Brentwood-based perinatal nutrition company Needed recently closed a $3.7 million round of seed financing to help it continue its research and begin marketing nutritional supplements to women of childbearing age.

In a late October announcement, Needed said the financing was led by Boston-based Seae Ventures, which primarily invests in health care startups founded by women and people of color, and Sacramento-based Sekhmet Ventures, which focuses on health care and beauty companies. San Diego-based Crescent Ridge Partners and Salt Lake City-based Peterson Partners also participated.


Needed was launched in 2017 by Stanford University Graduate School of Business graduates Julie Sawaya and Ryan Woodbury, who sought to improve nutrition for women around the time of pregnancy and childbirth.

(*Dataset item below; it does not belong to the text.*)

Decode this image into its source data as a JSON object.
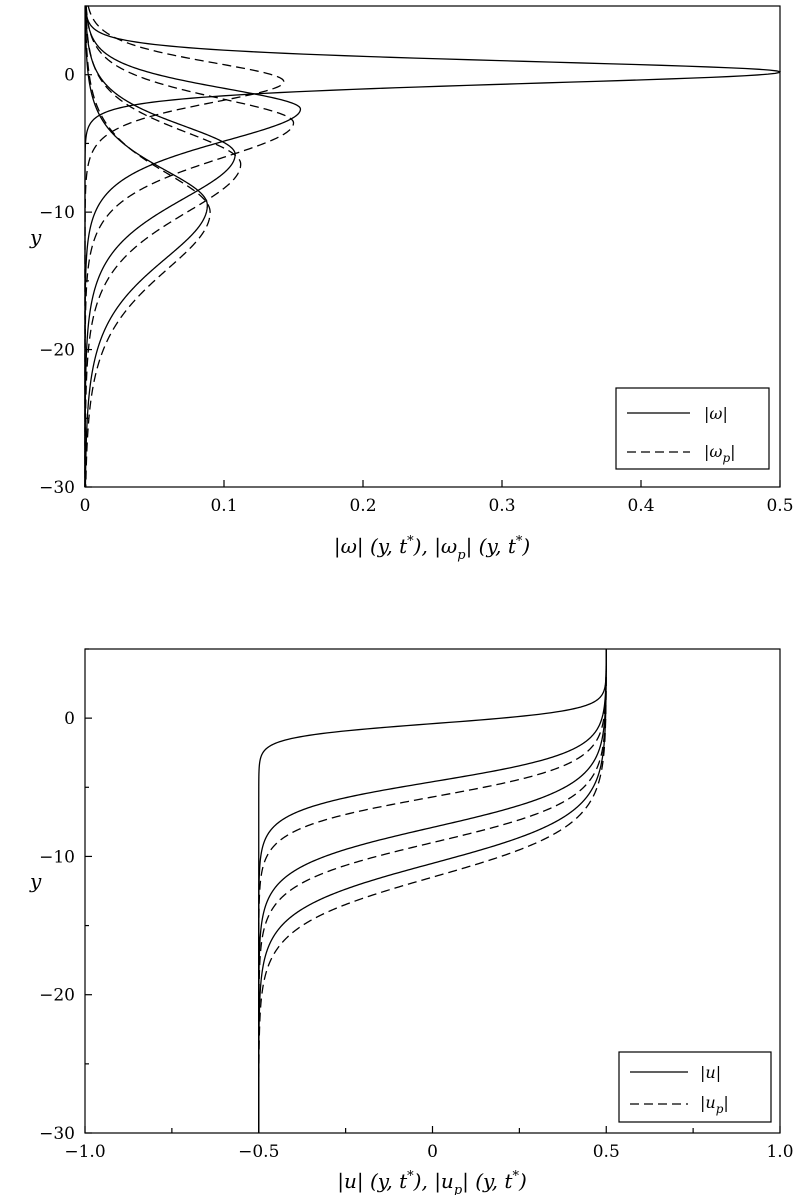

“We saw that proper nutrition is lacking among many women before, during and after pregnancy,” Woodbury said in an interview last year. “It’s about filling in the gap that OB-GYNs are leaving as they treat women prenatally.”

 
The co-founders raised $2.1 million in 2017 and early 2018 from angel and family office investors and began developing their supplements, including a powder-based supplement with the fatty acid Omega-3 taking the lead. The process took more than two years, in part because the company went through clinical validation and independent third-party testing.

 
By the beginning of 2020, Sawaya and Woodbury had a supplement ready to market. But two months later, the Covid-19 pandemic hit, and they saw an even greater need for psychological support for their target demographic. Setting aside the supplement marketing, they launched an online community during the pandemic and recruited yoga and physical fitness instructors as well as childbirth coaches to conduct online sessions.


The break in marketing of the nutrition supplement gave Needed more time to develop a four-step plan for perinatal nutrition, including the Omega-3 product and a separate multivitamin, as well as probiotic and collagen protein products.


With the additional $3.7 million in seed funding now in hand, Needed is set to pair these nutrition products with online education for perinatal women.


According to Sawaya and Woodbury, the company is also developing a line of nutrition products for its female customers’ male partners.

 
“This funding allows us to further our mission of developing products and educational content that optimally supports families during the critical perinatal stage and to fund important clinical research into perinatal nutrition needs that have gone unmet,” Sawaya and Woodbury said in an email.

 
Next up, the pair said, is the launch of additional products for both men and women to address maternal stress, sleep, hydration and fertility issues. The company also plans to use some of the funds to hire five to 10 more employees next year.